Pompeo Tahran ve Pyongyang'ın on yıllar boyunca nükleer silah programları peşinde olduğunu, eski Amerika yönetiminin "kapsamlı ortak eylem planı-Bercam" ile İran'ın "nükleer yüksekten uçma hayallerine" son veremediğini iddia etti.
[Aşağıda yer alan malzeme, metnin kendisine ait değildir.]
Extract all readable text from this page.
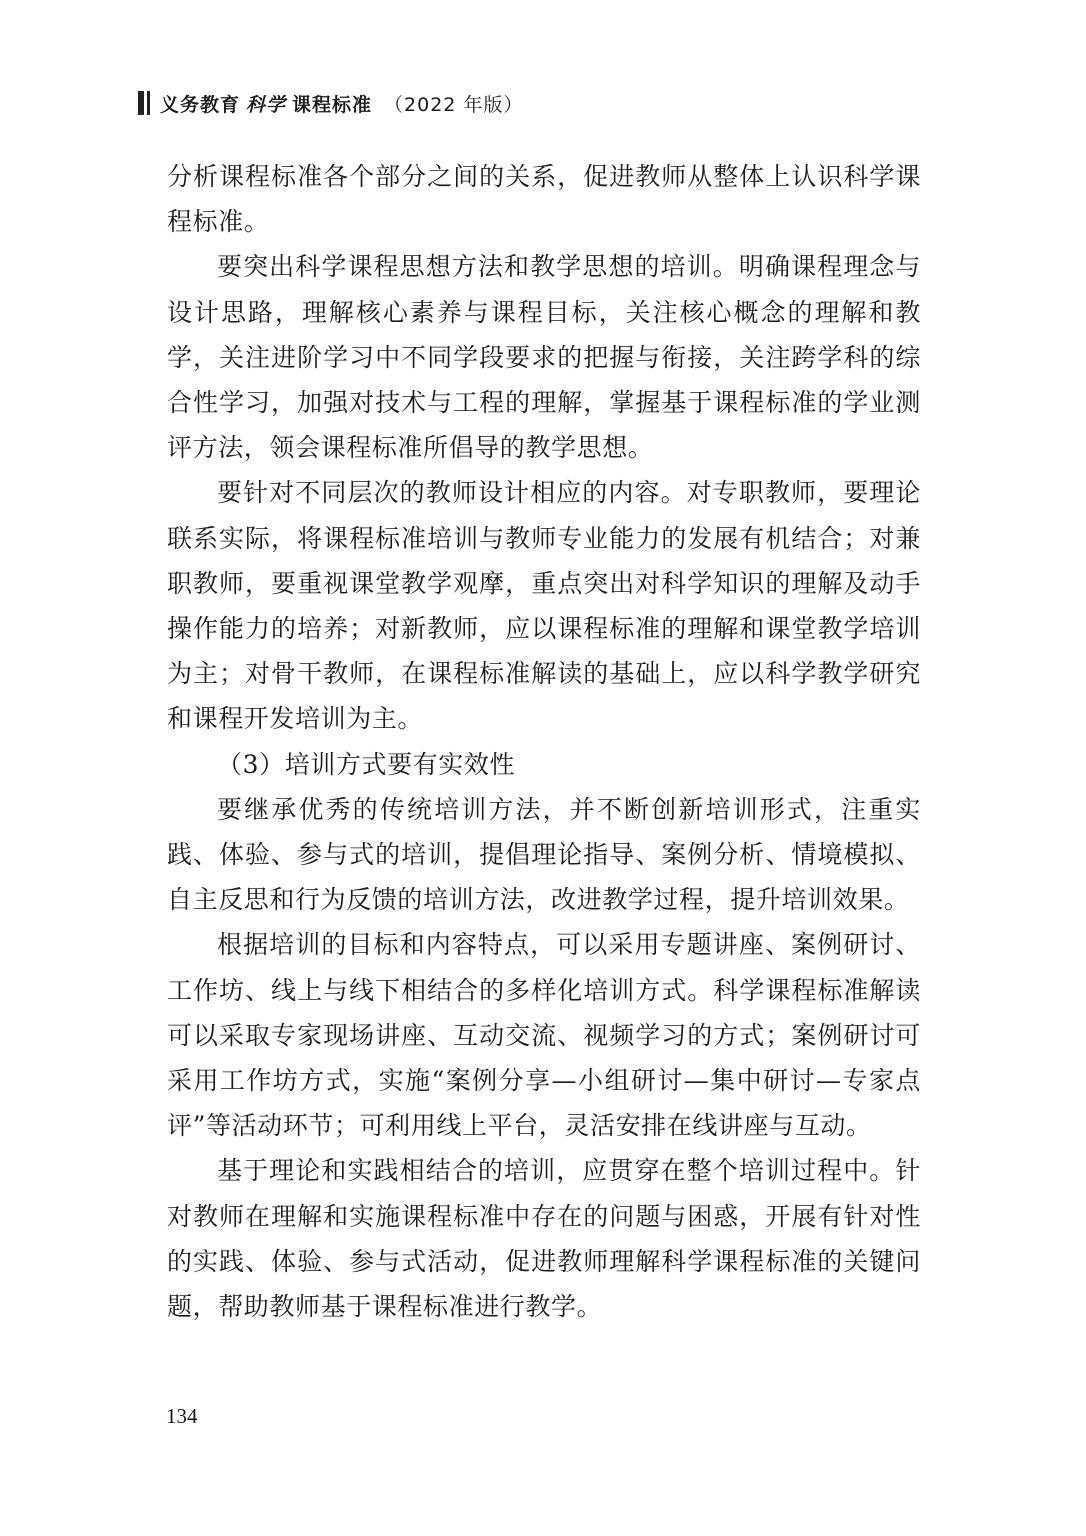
义务教育 科学 课程标准 （2022 年版）

分析课程标准各个部分之间的关系，促进教师从整体上认识科学课程标准。

要突出科学课程思想方法和教学思想的培训。明确课程理念与设计思路，理解核心素养与课程目标，关注核心概念的理解和教学，关注进阶学习中不同学段要求的把握与衔接，关注跨学科的综合性学习，加强对技术与工程的理解，掌握基于课程标准的学业测评方法，领会课程标准所倡导的教学思想。

要针对不同层次的教师设计相应的内容。对专职教师，要理论联系实际，将课程标准培训与教师专业能力的发展有机结合；对兼职教师，要重视课堂教学观摩，重点突出对科学知识的理解及动手操作能力的培养；对新教师，应以课程标准的理解和课堂教学培训为主；对骨干教师，在课程标准解读的基础上，应以科学教学研究和课程开发培训为主。

（3）培训方式要有实效性

要继承优秀的传统培训方法，并不断创新培训形式，注重实践、体验、参与式的培训，提倡理论指导、案例分析、情境模拟、自主反思和行为反馈的培训方法，改进教学过程，提升培训效果。

根据培训的目标和内容特点，可以采用专题讲座、案例研讨、工作坊、线上与线下相结合的多样化培训方式。科学课程标准解读可以采取专家现场讲座、互动交流、视频学习的方式；案例研讨可采用工作坊方式，实施“案例分享—小组研讨—集中研讨—专家点评”等活动环节；可利用线上平台，灵活安排在线讲座与互动。

基于理论和实践相结合的培训，应贯穿在整个培训过程中。针对教师在理解和实施课程标准中存在的问题与困惑，开展有针对性的实践、体验、参与式活动，促进教师理解科学课程标准的关键问题，帮助教师基于课程标准进行教学。

134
Pompeo iddialarının devamında şöyle dedi: İran, obama yönetiminin Bercam'ın korunmasını diğer her şeye tercih ettiğini bildiği için bu anlaşma İran'da bağışıklık duygusu oluşturdu ve ona sabotaj eylemlerini arttırmak için destek imkanı sağladı.
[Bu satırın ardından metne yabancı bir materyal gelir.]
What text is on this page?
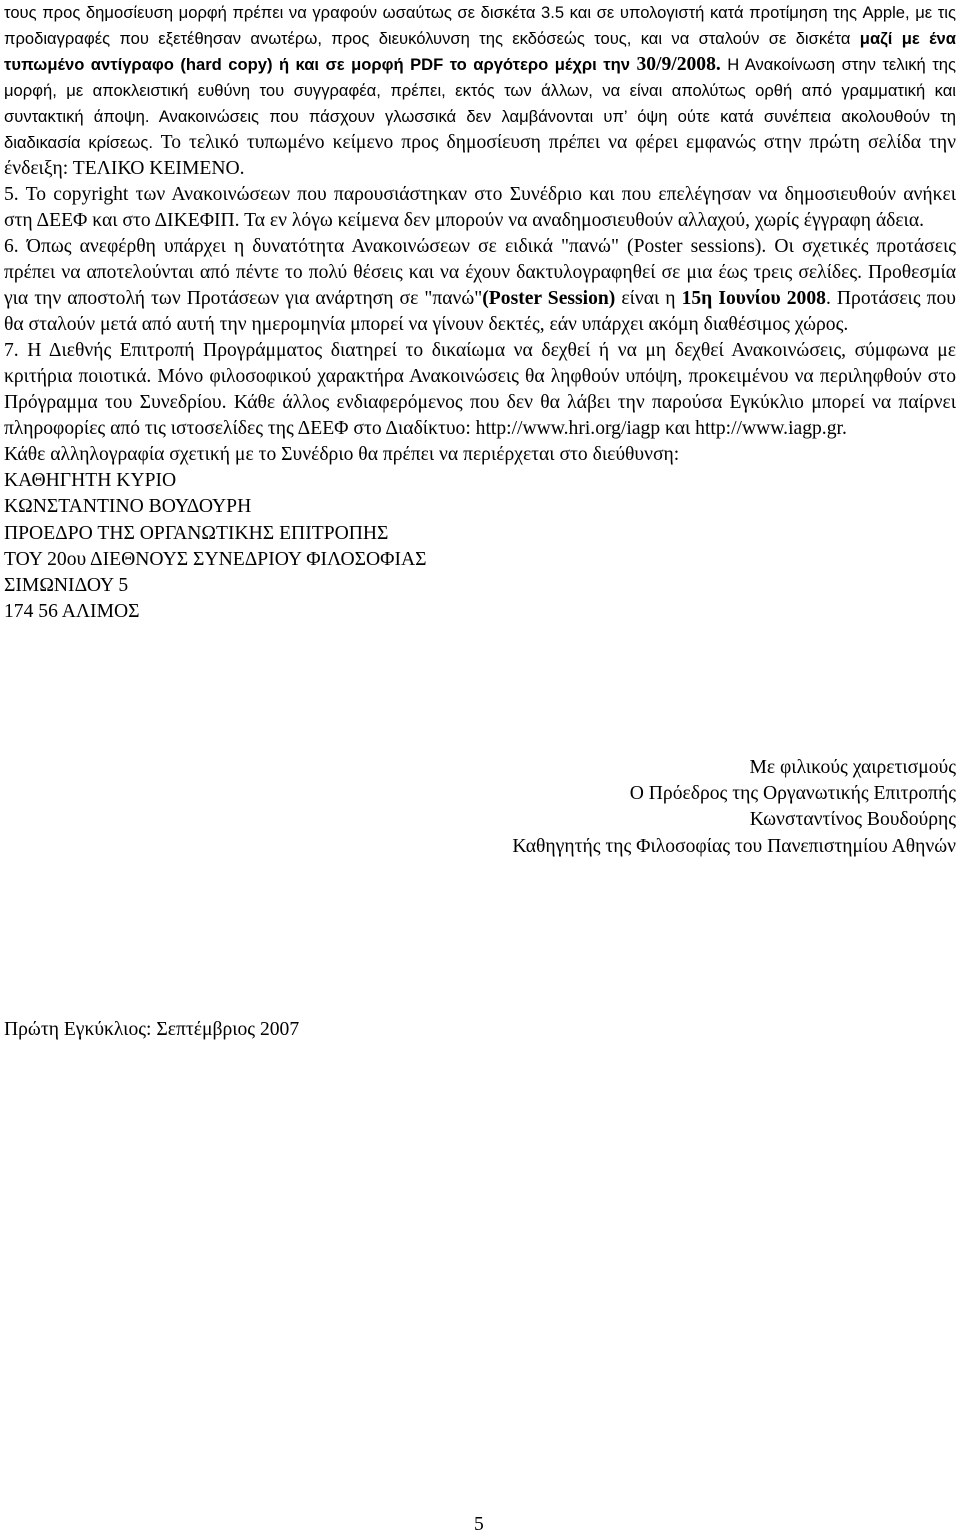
τους προς δημοσίευση μορφή πρέπει να γραφούν ωσαύτως σε δισκέτα 3.5 και σε υπολογιστή κατά προτίμηση της Apple, με τις προδιαγραφές που εξετέθησαν ανωτέρω, προς διευκόλυνση της εκδόσεώς τους, και να σταλούν σε δισκέτα μαζί με ένα τυπωμένο αντίγραφο (hard copy) ή και σε μορφή PDF το αργότερο μέχρι την 30/9/2008. Η Ανακοίνωση στην τελική της μορφή, με αποκλειστική ευθύνη του συγγραφέα, πρέπει, εκτός των άλλων, να είναι απολύτως ορθή από γραμματική και συντακτική άποψη. Ανακοινώσεις που πάσχουν γλωσσικά δεν λαμβάνονται υπ’ όψη ούτε κατά συνέπεια ακολουθούν τη διαδικασία κρίσεως. Το τελικό τυπωμένο κείμενο προς δημοσίευση πρέπει να φέρει εμφανώς στην πρώτη σελίδα την ένδειξη: ΤΕΛΙΚΟ ΚΕΙΜΕΝΟ.

5. Το copyright των Ανακοινώσεων που παρουσιάστηκαν στο Συνέδριο και που επελέγησαν να δημοσιευθούν ανήκει στη ΔΕΕΦ και στο ΔΙΚΕΦΙΠ. Τα εν λόγω κείμενα δεν μπορούν να αναδημοσιευθούν αλλαχού, χωρίς έγγραφη άδεια.

6. Όπως ανεφέρθη υπάρχει η δυνατότητα Ανακοινώσεων σε ειδικά "πανώ" (Poster sessions). Οι σχετικές προτάσεις πρέπει να αποτελούνται από πέντε το πολύ θέσεις και να έχουν δακτυλογραφηθεί σε μια έως τρεις σελίδες. Προθεσμία για την αποστολή των Προτάσεων για ανάρτηση σε "πανώ"(Poster Session) είναι η 15η Ιουνίου 2008. Προτάσεις που θα σταλούν μετά από αυτή την ημερομηνία μπορεί να γίνουν δεκτές, εάν υπάρχει ακόμη διαθέσιμος χώρος.

7. Η Διεθνής Επιτροπή Προγράμματος διατηρεί το δικαίωμα να δεχθεί ή να μη δεχθεί Ανακοινώσεις, σύμφωνα με κριτήρια ποιοτικά. Μόνο φιλοσοφικού χαρακτήρα Ανακοινώσεις θα ληφθούν υπόψη, προκειμένου να περιληφθούν στο Πρόγραμμα του Συνεδρίου. Κάθε άλλος ενδιαφερόμενος που δεν θα λάβει την παρούσα Εγκύκλιο μπορεί να παίρνει πληροφορίες από τις ιστοσελίδες της ΔΕΕΦ στο Διαδίκτυο: http://www.hri.org/iagp και http://www.iagp.gr.

Κάθε αλληλογραφία σχετική με το Συνέδριο θα πρέπει να περιέρχεται στο διεύθυνση:
ΚΑΘΗΓΗΤΗ ΚΥΡΙΟ
ΚΩΝΣΤΑΝΤΙΝΟ ΒΟΥΔΟΥΡΗ
ΠΡΟΕΔΡΟ ΤΗΣ ΟΡΓΑΝΩΤΙΚΗΣ ΕΠΙΤΡΟΠΗΣ
ΤΟΥ 20ου ΔΙΕΘΝΟΥΣ ΣΥΝΕΔΡΙΟΥ ΦΙΛΟΣΟΦΙΑΣ
ΣΙΜΩΝΙΔΟΥ 5
174 56 ΑΛΙΜΟΣ
Με φιλικούς χαιρετισμούς
Ο Πρόεδρος της Οργανωτικής Επιτροπής
Κωνσταντίνος Βουδούρης
Καθηγητής της Φιλοσοφίας του Πανεπιστημίου Αθηνών
Πρώτη Εγκύκλιος: Σεπτέμβριος 2007
5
Pompeo'nun İran ile ilgili iddiaları tamamen gerçek dışıdır. İran dünyanın güçlü ülkeleri ile uzun soluklu görüşmelerde her bir kelimesi üzerinde saatlerce tartışmanın ardından haziran 2015'te nükleer faaliyetleri ile ilgili anlaşmaya vardı. İran her zaman nükleer programlarının sadece barışçıl alanlarla ilgili olduğunun altını önemle çizerken, Uluslararası Atom Enerjisi Ajansı UAEA da Bercam nükleer anlaşmanın gerçekleşme sürecini yasal olarak denetleme hakkı olan tek merci olarak, şimdiye kadar 12 raporda İran'ın nükleer faaliyetlerinin uluslararası Bercam nükleer anlaşması çerçevesinde olduğunu onaylayarak vurgulamıştır.
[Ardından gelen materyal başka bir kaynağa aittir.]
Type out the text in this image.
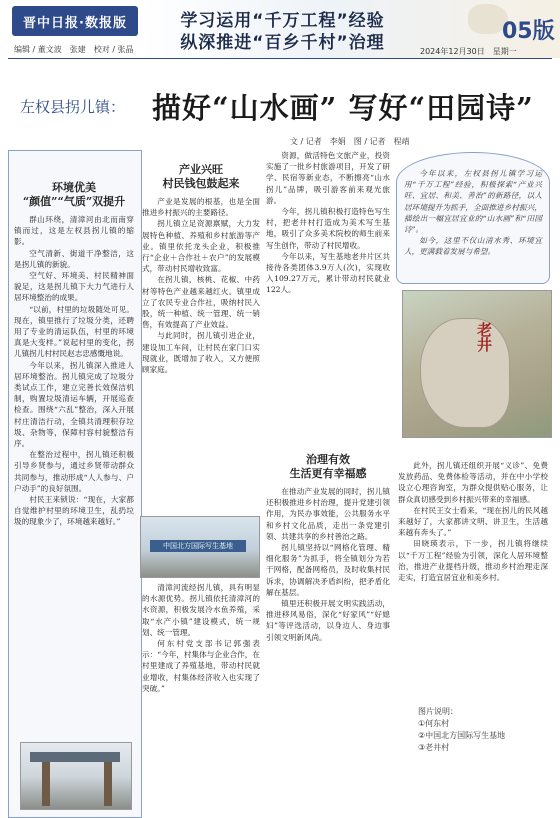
晋中日报·数报版
编辑 / 董文波　张建　校对 / 张晶
学习运用“千万工程”经验
纵深推进“百乡千村”治理	05版
2024年12月30日　星期一
左权县拐儿镇： 描好“山水画” 写好“田园诗”
文 / 记者　李娟　图 / 记者　程靖
环境优美
“颜值”“气质”双提升

群山环绕，清漳河由北而南穿镇而过，这是左权县拐儿镇的缩影。

空气清新、街道干净整洁，这是拐儿镇的新貌。

空气好、环境美、村民精神面貌足，这是拐儿镇下大力气进行人居环境整治的成果。

“以前，村里的垃圾随处可见。现在，镇里推行了垃圾分类，还聘用了专业的清运队伍，村里的环境真是大变样。”说起村里的变化，拐儿镇拐儿村村民赵志忠感慨地说。

今年以来，拐儿镇深入推进人居环境整治。拐儿镇完成了垃圾分类试点工作，建立完善长效保洁机制，购置垃圾清运车辆，开展巡查检查。围绕“六乱”整治，深入开展村庄清洁行动，全镇共清理积存垃圾、杂物等，保障村容村貌整洁有序。

在整治过程中，拐儿镇还积极引导乡贤参与，通过乡贤带动群众共同参与，推动形成“人人参与、户户动手”的良好氛围。

村民王来锁说：“现在，大家都自觉维护村里的环境卫生，乱扔垃圾的现象少了，环境越来越好。”

产业兴旺
村民钱包鼓起来

产业是发展的根基，也是全面推进乡村振兴的主要路径。

拐儿镇立足资源禀赋，大力发展特色种植、养殖和乡村旅游等产业。镇里依托龙头企业，积极推行“企业＋合作社＋农户”的发展模式，带动村民增收致富。

在拐儿镇，核桃、花椒、中药材等特色产业越来越红火。镇里成立了农民专业合作社，吸纳村民入股，统一种植、统一管理、统一销售，有效提高了产业效益。

与此同时，拐儿镇引进企业，建设加工车间，让村民在家门口实现就业，既增加了收入，又方便照顾家庭。

中国北方国际写生基地

清漳河流经拐儿镇，具有明显的水源优势。拐儿镇依托清漳河的水资源，积极发展冷水鱼养殖，采取“水产小镇”建设模式，统一规划、统一管理。

何东村党支部书记郭强表示：“今年，村集体与企业合作，在村里建成了养殖基地，带动村民就业增收，村集体经济收入也实现了突破。”

资源，做活特色文旅产业，投资实施了一批乡村旅游项目，开发了研学、民宿等新业态，不断擦亮“山水拐儿”品牌，吸引游客前来观光旅游。

今年，拐儿镇积极打造特色写生村，把老井村打造成为美术写生基地，吸引了众多美术院校的师生前来写生创作，带动了村民增收。

今年以来，写生基地老井片区共接待各类团体3.9万人(次)，实现收入109.27万元，累计带动村民就业122人。

治理有效
生活更有幸福感

在推动产业发展的同时，拐儿镇还积极推进乡村治理，提升党建引领作用，为民办事效能，公共服务水平和乡村文化品质，走出一条党建引领、共建共享的乡村善治之路。

拐儿镇坚持以“网格化管理、精细化服务”为抓手，将全镇划分为若干网格，配备网格员，及时收集村民诉求，协调解决矛盾纠纷，把矛盾化解在基层。

镇里还积极开展文明实践活动，推进移风易俗，深化“好家风”“好媳妇”等评选活动，以身边人、身边事引领文明新风尚。

今年以来，左权县拐儿镇学习运用“千万工程”经验，积极探索“产业兴旺、宜居、和美、善治”的新路径，以人居环境提升为抓手，全面推进乡村振兴，描绘出一幅宜居宜业的“山水画”和“田园诗”。
如今，这里不仅山清水秀、环境宜人，更满载着发展与希望。
老井

此外，拐儿镇还组织开展“义诊”、免费发放药品、免费体检等活动，并在中小学校设立心理咨询室，为群众提供贴心服务，让群众真切感受到乡村振兴带来的幸福感。

在村民王女士看来，“现在拐儿的民风越来越好了，大家都讲文明、讲卫生，生活越来越有奔头了。”

田晓瑛表示，下一步，拐儿镇将继续以“千万工程”经验为引领，深化人居环境整治，推进产业提档升级，推动乡村治理走深走实，打造宜居宜业和美乡村。

图片说明：
①何东村
②中国北方国际写生基地
③老井村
Buna karşı Amerika ise bizzat imzaladığı ve üstelik BMGK tarafından da onaylanan Bercam nükleer anlaşmayı, İran nükleer faaliyetlerinin denetlenmesi için yetersiz olduğunu ileri sürerek, Pompeo tarafından öne sürülen 12 şart çerçevesinden İran nükleer çalışmalarının tamamen yok edilmesi, füze programının durdurulması ve kısıtlanması ve de İran'ın bölgesel etkinliğine son verilmesini istiyor.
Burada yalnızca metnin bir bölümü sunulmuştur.